You need the strength to see them clearly—the strength to want to look at them. If you’re not feeling well-nourished by the breath, if your good committee members are feeling weak, you’re not going to be willing to look into the mind’s problems. You’re a lot more likely to want to place the blame on things outside. The mind claims that the reason it’s not at peace is because of this or that disturbance from somebody else, something else outside. But as you develop a sense of well-being inside, you see more and more that the real issue is not so much what’s happening outside, it’s what’s happening inside. It’s not that you’re placing blame inside. You’re simply pointing out that this is where your opportunity for solving the problem is.

The other day someone was asking why it is that we keep focusing on the problems inside. Aren’t there problems outside? Of course there are problems outside, but the reason why your mind is weighed down is because of the problems inside. And those are problems you can do something about. If you haven’t straightened out the problems inside, you probably have a pretty messy idea of how to straighten out things outside. Sometimes, in your efforts to straighten out outside things, you make them worse.

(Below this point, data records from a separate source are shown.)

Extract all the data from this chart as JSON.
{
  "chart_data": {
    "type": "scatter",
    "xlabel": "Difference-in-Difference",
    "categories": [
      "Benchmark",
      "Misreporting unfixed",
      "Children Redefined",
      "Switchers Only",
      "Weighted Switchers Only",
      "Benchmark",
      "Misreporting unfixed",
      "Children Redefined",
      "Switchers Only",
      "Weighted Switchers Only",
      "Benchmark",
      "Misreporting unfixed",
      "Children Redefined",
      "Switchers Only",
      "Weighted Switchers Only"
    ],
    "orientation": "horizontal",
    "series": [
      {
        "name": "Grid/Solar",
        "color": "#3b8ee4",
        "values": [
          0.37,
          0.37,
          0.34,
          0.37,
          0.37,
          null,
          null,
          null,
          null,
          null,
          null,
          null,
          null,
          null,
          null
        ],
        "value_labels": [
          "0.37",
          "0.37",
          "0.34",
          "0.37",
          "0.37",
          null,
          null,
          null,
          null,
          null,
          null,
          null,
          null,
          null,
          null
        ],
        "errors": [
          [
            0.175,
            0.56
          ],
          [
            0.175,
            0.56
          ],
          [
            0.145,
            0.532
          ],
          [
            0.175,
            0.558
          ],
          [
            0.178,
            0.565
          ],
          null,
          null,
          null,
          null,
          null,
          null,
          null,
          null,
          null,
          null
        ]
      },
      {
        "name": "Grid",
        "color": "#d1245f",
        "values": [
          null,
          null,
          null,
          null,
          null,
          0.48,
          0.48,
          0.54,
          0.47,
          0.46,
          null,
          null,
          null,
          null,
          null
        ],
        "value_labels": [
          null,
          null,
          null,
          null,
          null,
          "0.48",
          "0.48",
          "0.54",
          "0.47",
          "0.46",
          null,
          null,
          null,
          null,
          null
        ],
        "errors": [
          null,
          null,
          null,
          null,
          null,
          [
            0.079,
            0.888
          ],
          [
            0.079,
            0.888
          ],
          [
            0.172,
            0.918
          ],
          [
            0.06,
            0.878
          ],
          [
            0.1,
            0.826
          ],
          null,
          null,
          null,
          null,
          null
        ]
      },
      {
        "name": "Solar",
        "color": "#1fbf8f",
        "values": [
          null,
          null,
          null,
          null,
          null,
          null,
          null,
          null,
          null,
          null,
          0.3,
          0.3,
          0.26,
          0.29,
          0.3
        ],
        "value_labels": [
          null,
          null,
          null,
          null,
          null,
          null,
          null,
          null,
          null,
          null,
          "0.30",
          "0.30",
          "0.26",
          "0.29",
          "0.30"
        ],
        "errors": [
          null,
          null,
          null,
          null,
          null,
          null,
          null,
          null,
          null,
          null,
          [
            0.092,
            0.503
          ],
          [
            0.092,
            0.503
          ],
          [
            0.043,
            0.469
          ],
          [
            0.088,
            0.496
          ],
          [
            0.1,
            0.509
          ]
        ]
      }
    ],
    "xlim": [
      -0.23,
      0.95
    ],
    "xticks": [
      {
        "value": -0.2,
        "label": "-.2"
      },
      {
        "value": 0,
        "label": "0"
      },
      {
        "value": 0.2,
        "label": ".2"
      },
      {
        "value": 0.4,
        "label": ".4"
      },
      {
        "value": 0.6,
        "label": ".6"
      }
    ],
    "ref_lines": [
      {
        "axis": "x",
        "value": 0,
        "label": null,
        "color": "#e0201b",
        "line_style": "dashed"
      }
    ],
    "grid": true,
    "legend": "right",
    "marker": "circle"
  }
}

So you want to be confident that you’re coming from a good place: a place of strength, a position of strength, a position of well-being. That’s why we look inside to see where there’s stress and what can be done about it. Then all the good parts of the mind become strong.

Your conviction, your persistence, mindfulness, concentration, discernment: Keep focusing them inside here. As I said, the weather is helping us tonight. The drizzle outside is like a blanket. It gives you a sense of security, and allows you to focus all your attention inside.